At the time, of course, there was a clear contrast between Richard Nixon’s positions and liberal positions. We need to get back to that point. I’m pretty sure that the very Nixonian Hillary Clinton isn’t going to take us there, nor is the empty suit of Barack Obama. Edwards might be a step in the right direction, but I don’t honestly know if I can trust any of these turkeys anymore.
Very good analysis. Nixon never forgot his family roots in poverty. I recall at least that he was capable of signing into law the Food Stamp program. I think his mother probably ghosted in such advocacy for the poor.
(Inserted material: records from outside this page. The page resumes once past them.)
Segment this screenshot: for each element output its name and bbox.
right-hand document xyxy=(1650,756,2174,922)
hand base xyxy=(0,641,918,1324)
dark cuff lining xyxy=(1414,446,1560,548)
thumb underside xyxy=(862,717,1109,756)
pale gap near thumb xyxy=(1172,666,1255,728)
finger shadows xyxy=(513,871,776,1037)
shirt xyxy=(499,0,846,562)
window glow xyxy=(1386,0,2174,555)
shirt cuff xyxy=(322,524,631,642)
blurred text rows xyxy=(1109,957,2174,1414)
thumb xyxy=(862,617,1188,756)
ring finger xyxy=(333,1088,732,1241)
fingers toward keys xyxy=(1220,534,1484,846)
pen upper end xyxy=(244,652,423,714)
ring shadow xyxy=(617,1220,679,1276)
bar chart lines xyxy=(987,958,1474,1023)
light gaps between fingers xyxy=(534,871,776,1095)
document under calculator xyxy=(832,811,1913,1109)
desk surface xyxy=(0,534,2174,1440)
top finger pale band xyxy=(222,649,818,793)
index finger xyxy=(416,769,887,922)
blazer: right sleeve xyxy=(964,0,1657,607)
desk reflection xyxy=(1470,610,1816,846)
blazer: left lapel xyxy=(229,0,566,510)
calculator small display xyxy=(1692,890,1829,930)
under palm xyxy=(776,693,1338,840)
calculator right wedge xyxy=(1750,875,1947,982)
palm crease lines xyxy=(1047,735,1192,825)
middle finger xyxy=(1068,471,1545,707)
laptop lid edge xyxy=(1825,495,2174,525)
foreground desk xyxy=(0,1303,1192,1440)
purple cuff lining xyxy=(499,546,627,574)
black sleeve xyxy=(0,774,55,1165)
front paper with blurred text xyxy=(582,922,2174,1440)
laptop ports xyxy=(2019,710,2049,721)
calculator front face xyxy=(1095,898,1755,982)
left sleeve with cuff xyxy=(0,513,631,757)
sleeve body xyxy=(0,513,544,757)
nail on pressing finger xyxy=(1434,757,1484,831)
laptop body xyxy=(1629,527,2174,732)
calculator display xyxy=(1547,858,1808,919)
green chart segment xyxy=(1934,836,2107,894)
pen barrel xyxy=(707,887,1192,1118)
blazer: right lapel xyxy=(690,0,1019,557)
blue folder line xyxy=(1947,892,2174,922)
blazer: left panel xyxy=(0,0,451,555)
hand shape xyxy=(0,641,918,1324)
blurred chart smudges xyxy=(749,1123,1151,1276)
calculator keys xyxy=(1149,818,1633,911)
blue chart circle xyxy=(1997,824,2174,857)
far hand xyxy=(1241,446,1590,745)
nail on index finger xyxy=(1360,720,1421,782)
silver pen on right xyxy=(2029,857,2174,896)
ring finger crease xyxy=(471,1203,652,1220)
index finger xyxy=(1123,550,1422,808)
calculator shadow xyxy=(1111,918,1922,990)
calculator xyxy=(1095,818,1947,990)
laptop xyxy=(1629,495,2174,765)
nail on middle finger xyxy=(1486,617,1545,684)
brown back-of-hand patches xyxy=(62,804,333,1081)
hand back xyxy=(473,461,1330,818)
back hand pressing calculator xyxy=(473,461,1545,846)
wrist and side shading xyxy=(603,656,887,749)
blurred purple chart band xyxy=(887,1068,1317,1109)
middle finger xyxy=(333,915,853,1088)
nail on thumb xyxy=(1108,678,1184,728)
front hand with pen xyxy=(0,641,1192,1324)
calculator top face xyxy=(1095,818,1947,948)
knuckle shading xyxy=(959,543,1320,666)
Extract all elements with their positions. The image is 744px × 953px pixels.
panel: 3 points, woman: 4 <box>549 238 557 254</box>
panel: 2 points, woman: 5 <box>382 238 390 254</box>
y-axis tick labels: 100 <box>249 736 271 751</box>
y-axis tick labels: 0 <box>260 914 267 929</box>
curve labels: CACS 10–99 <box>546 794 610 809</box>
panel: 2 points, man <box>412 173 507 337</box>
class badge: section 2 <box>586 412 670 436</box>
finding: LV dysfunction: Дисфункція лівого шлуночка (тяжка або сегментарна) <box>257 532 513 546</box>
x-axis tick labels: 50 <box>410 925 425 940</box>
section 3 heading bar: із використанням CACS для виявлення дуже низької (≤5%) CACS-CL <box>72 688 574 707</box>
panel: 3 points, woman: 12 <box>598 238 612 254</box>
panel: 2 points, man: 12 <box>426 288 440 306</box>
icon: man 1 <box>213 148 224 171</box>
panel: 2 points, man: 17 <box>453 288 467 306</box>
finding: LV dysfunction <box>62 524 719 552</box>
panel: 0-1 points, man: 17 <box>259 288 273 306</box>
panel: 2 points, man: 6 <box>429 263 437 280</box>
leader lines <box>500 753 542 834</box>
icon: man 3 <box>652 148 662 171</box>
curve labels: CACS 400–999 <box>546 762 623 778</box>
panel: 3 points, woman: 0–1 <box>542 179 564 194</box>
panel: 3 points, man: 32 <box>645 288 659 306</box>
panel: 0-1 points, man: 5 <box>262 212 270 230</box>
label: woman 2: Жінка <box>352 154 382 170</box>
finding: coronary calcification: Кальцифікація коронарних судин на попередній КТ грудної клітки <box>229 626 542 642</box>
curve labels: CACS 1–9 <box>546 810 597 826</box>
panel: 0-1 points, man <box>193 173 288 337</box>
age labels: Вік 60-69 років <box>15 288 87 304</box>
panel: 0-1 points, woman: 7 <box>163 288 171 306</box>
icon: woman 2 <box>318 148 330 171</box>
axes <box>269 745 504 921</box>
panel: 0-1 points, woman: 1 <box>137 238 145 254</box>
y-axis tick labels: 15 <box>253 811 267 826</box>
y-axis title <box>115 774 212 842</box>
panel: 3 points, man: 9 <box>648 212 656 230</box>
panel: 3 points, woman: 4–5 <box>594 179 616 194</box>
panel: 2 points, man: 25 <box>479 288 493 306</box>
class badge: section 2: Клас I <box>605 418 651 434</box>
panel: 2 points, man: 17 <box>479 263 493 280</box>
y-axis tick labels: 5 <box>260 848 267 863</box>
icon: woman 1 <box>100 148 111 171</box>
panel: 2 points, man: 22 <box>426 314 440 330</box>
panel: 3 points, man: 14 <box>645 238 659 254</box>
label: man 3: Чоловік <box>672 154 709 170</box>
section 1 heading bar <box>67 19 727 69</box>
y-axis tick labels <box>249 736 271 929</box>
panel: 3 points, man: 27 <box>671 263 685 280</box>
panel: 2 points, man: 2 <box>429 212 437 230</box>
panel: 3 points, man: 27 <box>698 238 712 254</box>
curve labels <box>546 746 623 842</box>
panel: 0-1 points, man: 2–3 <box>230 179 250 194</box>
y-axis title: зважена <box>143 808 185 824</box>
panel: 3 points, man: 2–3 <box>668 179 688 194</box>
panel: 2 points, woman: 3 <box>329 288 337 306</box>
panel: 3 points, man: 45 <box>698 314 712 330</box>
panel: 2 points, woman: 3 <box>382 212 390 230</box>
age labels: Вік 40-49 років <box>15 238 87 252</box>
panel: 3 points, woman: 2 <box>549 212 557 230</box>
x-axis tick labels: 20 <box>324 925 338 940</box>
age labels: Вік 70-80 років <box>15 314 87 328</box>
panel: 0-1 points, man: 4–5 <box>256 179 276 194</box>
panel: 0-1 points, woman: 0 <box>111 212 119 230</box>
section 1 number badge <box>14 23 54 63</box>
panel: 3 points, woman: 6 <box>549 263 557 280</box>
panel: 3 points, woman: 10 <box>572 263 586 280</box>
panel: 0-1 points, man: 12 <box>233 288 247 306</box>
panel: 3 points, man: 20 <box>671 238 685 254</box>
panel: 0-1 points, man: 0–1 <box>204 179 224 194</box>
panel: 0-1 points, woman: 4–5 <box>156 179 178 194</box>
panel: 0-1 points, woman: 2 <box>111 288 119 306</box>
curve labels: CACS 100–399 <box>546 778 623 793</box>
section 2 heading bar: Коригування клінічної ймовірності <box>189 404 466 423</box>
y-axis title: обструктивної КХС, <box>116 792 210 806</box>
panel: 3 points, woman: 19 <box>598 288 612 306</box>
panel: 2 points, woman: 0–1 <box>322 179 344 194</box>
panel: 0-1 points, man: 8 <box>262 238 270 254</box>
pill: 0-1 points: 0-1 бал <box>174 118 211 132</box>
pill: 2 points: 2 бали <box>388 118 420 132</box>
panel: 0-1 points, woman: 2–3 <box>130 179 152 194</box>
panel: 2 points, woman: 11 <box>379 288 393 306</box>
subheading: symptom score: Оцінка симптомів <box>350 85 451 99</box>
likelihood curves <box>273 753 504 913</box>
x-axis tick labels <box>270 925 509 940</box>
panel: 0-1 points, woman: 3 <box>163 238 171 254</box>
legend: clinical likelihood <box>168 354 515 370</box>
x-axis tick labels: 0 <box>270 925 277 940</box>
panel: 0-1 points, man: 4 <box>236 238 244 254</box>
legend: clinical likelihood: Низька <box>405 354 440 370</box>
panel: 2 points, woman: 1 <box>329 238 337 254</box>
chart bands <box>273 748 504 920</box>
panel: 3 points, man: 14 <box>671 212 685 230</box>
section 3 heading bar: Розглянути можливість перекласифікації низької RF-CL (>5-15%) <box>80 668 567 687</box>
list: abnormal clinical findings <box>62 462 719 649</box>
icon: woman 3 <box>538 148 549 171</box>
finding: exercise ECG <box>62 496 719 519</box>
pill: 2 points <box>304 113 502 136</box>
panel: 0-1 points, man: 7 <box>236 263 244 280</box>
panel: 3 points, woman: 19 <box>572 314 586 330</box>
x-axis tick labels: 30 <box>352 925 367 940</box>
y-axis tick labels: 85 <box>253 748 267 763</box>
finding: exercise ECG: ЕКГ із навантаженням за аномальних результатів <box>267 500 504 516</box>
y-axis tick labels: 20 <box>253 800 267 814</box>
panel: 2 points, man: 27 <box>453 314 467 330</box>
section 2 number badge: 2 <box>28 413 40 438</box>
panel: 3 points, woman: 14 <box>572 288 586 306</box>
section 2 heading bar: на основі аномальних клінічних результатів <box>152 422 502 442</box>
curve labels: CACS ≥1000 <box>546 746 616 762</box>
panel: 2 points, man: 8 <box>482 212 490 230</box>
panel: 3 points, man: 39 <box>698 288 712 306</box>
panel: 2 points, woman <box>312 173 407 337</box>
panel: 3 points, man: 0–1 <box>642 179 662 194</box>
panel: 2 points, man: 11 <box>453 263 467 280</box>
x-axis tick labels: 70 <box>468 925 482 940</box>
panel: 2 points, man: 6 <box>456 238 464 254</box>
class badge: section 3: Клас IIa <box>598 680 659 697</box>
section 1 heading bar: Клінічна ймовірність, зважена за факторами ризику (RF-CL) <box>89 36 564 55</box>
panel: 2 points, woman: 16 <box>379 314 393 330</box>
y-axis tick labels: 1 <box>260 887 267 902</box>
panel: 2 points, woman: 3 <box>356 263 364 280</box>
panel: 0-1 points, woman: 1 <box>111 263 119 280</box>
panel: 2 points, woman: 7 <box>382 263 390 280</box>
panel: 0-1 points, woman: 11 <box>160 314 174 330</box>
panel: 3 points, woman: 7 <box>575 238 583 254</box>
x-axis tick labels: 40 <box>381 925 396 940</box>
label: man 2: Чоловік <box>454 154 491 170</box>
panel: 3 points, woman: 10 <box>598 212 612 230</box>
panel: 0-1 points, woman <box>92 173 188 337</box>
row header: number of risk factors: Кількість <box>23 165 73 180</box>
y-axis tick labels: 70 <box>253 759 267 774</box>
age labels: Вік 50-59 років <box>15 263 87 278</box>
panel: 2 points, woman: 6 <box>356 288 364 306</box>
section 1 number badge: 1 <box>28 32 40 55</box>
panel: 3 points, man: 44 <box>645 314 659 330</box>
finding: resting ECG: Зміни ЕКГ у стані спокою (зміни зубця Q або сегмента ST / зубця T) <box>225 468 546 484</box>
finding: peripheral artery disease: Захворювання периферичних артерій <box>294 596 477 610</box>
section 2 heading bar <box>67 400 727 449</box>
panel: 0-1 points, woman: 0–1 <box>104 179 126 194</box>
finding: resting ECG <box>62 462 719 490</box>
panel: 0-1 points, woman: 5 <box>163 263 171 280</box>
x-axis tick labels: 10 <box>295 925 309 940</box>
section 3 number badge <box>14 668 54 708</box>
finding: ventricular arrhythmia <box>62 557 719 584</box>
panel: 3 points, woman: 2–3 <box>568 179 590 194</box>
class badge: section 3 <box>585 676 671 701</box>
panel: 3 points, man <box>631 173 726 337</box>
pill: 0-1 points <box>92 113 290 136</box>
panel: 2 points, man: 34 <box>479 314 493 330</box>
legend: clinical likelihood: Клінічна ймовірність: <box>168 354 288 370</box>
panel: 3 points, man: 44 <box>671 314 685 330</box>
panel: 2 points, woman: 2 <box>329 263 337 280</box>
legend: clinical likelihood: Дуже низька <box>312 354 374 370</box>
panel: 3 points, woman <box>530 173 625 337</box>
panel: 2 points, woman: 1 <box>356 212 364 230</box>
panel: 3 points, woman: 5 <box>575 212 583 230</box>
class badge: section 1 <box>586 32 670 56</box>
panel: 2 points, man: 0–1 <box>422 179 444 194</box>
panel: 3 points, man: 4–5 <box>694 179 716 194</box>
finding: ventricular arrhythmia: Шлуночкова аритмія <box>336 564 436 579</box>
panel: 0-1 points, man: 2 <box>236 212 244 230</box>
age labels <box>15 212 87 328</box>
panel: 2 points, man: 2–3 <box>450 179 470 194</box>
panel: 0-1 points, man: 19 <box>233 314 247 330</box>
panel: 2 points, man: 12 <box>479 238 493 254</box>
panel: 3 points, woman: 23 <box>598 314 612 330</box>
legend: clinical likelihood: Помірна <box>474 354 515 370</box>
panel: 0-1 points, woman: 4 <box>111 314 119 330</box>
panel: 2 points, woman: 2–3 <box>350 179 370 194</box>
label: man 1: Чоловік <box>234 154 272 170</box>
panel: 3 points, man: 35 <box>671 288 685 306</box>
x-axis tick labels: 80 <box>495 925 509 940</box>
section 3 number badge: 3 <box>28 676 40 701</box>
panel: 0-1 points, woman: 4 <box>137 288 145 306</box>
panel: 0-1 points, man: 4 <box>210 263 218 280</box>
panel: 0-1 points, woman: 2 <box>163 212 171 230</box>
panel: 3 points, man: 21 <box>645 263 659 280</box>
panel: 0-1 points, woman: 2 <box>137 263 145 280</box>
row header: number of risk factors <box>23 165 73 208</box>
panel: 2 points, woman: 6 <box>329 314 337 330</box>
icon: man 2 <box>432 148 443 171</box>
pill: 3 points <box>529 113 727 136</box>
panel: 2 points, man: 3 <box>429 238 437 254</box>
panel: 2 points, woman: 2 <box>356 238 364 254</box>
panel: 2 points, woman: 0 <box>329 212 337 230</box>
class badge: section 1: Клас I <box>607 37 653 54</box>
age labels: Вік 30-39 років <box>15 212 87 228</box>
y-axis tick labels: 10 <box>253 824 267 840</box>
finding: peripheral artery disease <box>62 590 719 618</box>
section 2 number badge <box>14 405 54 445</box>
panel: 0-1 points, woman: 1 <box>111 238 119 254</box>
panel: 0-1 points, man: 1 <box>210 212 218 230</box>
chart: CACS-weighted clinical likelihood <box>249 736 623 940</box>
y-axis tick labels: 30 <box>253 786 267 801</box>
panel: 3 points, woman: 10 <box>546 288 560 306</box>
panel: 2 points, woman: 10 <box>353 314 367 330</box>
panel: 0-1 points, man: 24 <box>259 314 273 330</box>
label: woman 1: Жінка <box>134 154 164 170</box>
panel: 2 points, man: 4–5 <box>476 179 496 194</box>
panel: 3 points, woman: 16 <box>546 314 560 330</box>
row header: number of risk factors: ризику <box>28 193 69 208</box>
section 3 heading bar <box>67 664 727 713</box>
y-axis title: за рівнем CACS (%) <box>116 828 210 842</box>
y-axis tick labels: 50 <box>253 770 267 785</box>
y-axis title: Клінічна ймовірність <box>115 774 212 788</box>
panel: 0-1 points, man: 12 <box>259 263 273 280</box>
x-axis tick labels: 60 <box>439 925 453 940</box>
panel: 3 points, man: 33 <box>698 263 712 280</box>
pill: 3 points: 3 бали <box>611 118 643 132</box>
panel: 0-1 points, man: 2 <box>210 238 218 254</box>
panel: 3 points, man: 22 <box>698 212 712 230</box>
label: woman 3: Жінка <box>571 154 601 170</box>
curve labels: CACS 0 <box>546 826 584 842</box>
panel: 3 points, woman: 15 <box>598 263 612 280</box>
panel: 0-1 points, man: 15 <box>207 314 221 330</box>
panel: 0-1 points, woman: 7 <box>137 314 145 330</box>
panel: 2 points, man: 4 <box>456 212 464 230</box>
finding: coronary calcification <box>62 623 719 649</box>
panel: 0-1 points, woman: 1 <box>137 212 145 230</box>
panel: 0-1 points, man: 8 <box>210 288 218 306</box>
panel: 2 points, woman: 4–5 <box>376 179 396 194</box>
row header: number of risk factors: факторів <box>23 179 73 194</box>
Nixon’s major fault was the Southern Strategy, which would ultimately damage any programming directed at the poor for years to come, thanks to Reagan, the most antiBlack and antipoverty president ever. We see its legacy today in the Democratic platforms of candidates, where discussion of poverty is politically suicidal. Let the fuckers and their children fend for themselves.
and what was with the Environment Protection Agency?
Everyone knows the environment can kick ass on its own, and don’t need no stinking protection.
These are indeed strange times when we look back upon Nixon as (somewhat) sensible.
“Strange” is not the word I would have chosen, but it’s certainly the best one can do and still keep one’s G-rating. 😉
It is worth noting that there have been a number of presidents with gross personality flaws and lackluster performances as commander-in-chief whose domestic programs were fairly sensible. Nixon, LBJ, and Truman spring to mind in the postwar era. I think there’s a lesson there, both about the kind of person who tends to become president, and about the deleterious effect of war on domestic affairs.
I want socialized medicine!
I’m with you! Let’s leave this “insurance” crap out of the equation entirely!!!
Who are the sickos who don’t want socialized medicine? Profit and people’s health should not be mixed.